For all the downsides of this truth of storytelling, and there are many, there is a possible upside when it comes to telling our own stories. None of us gets to dictate all the action in the story that is our life. Our lives are filled with people other than ourselves, thank goodness! Every day the world around us experiences events and circumstances entirely outside of our control.
We could recognize these facts and see ourselves as little more than a leaf falling from a tree that is powerless to control where it lands. Alternatively, we could accept these truths and then decide how we want to spin them in telling the story that is our life, for each of us is the author of our own autobiography, wittingly or not. We are crafting the story in our head even if nowhere else. In this we get to choose the adjectives we use, the color we put on it those events and circumstances whether they were or are in our control or not. If we have the power of the pen, why would we not make it a positive one, one where we have the agency?
As I published Get Out of My Head and did more interviews, one thing I wondered and worried about was how applicable the ideas I shared truly were to people in situations very different from my own. Given what was going on at the time, I specifically wondered if my ideas and exercises had any applicability to people like those in Ukraine who were literally living in a war zone. Sure, this mindset works fine in a rich and safe country, but what about those living in a bunker, or even something less dire?
That led me to play out the alternative.

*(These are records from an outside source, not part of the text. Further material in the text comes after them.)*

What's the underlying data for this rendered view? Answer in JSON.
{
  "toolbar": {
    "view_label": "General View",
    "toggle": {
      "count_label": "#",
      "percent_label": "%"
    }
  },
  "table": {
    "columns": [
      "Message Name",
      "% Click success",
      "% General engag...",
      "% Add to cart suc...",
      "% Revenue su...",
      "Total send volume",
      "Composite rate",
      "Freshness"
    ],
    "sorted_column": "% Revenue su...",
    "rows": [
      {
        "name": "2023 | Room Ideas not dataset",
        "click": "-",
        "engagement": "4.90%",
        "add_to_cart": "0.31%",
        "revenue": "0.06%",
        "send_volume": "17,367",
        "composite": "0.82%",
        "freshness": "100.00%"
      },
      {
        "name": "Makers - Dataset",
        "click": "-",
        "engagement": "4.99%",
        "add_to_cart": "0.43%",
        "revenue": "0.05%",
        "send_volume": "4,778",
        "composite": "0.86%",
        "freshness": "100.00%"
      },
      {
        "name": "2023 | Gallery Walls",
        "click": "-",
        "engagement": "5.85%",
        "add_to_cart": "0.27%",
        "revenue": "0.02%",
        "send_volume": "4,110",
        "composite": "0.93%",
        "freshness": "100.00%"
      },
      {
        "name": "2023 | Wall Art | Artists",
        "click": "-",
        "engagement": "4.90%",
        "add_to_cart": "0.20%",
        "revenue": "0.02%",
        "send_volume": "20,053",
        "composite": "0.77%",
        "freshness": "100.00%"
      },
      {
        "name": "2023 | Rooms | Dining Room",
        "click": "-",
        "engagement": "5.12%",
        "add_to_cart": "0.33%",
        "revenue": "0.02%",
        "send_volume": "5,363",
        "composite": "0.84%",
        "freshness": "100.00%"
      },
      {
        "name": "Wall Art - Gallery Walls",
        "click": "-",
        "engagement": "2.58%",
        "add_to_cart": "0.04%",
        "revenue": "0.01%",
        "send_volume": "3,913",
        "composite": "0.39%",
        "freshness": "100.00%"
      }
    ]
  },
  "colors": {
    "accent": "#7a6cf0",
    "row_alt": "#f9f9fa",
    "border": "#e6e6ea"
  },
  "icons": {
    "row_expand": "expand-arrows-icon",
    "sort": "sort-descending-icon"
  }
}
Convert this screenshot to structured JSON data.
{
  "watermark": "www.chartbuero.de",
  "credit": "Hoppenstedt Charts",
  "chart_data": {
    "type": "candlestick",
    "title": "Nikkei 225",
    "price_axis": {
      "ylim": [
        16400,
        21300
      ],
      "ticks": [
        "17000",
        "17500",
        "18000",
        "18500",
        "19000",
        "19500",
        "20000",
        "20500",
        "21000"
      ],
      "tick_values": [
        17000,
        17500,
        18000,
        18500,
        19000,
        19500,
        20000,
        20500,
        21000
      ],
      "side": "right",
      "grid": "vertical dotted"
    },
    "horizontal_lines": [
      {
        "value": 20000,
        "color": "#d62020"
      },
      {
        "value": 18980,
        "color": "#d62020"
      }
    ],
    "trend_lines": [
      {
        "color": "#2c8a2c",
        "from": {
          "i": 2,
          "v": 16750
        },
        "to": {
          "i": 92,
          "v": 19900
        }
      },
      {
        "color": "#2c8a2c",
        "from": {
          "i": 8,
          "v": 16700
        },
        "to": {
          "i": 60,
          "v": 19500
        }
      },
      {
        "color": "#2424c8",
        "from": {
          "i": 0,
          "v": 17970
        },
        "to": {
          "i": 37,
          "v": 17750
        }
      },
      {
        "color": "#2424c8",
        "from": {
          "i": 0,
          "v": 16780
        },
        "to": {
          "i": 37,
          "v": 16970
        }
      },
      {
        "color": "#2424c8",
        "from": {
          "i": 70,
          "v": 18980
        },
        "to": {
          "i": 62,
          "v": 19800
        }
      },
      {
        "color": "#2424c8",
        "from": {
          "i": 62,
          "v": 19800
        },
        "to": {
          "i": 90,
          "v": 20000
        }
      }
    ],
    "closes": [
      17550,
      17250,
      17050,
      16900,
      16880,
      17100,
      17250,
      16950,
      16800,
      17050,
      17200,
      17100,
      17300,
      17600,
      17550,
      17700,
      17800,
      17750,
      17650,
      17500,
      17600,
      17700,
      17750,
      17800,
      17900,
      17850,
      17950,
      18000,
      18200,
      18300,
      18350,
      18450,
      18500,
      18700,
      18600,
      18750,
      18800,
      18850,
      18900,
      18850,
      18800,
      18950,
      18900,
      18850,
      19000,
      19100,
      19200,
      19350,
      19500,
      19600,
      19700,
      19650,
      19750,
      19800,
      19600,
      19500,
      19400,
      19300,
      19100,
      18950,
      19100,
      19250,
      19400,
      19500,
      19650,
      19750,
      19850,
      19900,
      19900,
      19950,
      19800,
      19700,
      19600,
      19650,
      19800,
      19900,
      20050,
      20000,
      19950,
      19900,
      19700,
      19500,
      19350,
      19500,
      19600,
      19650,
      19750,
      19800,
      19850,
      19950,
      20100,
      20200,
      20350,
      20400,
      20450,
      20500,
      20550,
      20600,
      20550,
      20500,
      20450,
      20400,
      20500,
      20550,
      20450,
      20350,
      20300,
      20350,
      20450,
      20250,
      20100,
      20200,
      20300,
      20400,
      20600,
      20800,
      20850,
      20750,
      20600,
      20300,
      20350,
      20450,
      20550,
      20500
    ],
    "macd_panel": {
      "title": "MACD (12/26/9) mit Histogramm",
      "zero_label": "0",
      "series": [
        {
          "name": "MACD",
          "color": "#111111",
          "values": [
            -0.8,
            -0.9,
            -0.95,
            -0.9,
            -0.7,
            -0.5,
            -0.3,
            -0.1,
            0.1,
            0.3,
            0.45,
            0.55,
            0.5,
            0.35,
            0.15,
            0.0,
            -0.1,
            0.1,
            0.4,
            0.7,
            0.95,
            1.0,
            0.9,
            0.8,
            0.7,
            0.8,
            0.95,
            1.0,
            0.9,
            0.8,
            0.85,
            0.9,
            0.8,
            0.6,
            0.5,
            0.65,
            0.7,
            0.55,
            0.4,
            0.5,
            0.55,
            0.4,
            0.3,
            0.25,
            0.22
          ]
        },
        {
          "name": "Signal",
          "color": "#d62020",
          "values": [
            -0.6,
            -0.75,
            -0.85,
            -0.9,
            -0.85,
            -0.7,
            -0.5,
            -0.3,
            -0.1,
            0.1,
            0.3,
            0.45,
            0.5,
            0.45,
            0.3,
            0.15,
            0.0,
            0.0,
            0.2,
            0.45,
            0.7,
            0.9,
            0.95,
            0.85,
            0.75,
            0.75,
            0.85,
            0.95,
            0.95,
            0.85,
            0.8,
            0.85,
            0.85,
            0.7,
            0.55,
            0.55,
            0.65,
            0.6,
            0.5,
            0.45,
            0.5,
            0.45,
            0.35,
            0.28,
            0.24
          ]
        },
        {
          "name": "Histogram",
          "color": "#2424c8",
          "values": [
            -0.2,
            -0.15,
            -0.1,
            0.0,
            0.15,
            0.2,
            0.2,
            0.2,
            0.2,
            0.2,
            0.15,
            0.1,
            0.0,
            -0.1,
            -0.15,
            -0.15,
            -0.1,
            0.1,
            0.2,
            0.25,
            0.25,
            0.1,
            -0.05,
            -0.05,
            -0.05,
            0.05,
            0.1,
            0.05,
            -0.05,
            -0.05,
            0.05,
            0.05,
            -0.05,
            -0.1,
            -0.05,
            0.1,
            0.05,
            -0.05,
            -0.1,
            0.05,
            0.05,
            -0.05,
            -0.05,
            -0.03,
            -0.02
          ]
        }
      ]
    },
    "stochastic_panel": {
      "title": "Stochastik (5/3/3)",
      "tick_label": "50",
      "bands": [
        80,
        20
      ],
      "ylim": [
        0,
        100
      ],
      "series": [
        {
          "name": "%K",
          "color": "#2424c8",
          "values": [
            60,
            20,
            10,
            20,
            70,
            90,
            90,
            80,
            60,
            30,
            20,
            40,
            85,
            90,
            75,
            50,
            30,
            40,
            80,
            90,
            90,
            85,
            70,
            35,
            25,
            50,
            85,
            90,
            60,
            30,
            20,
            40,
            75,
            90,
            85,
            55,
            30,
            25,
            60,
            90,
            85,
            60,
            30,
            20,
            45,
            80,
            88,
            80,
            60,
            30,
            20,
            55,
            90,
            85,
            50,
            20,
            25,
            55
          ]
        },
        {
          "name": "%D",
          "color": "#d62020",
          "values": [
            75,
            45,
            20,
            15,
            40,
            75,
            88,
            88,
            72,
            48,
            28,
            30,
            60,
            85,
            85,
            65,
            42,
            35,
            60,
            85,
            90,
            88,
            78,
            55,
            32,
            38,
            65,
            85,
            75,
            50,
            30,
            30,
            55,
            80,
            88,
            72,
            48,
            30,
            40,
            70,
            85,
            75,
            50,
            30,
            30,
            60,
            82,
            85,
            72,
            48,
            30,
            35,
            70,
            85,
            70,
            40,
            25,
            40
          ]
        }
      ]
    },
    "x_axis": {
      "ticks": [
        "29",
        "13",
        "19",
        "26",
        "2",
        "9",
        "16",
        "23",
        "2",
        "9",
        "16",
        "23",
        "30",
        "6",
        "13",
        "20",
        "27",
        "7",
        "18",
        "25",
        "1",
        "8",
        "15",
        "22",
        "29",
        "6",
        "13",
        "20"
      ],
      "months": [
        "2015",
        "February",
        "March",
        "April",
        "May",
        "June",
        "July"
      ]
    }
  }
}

What if everyone in Ukraine resigned themselves to seeing themselves solely as victims after the Russian invasion, and told themselves how unlucky they were to have been invaded but there was nothing to do but lament their fate? Would that have made them safer or the situation better?
Or is recognizing that yes, the invasion is horrible, and yes, I can and will now act to fight against it more productive? Seeing how President Volodymyr Zelensky and the Ukrainian people responded, can there be any doubt as to the correct answer?
The historian, if they are scrupulous, cannot and will not make up events that never occurred or change the “facts on the ground.” The historian does, however, have the power of the pen in deciding how to tell the story of those events. What objective details to include or exclude, what subjective assessments to put upon the events, what adverbs and adjectives to use.
Each of us is our own personal historian. While when reading any history written by someone else, we should keep in mind that “history is written by the victors” as a reminder to be more skeptical than we might otherwise be, when it comes to telling our own tale, we can instead use it to our advantage.
This is my one life. I fully intend to be victorious. At least that’s the story I’m going to keep telling myself.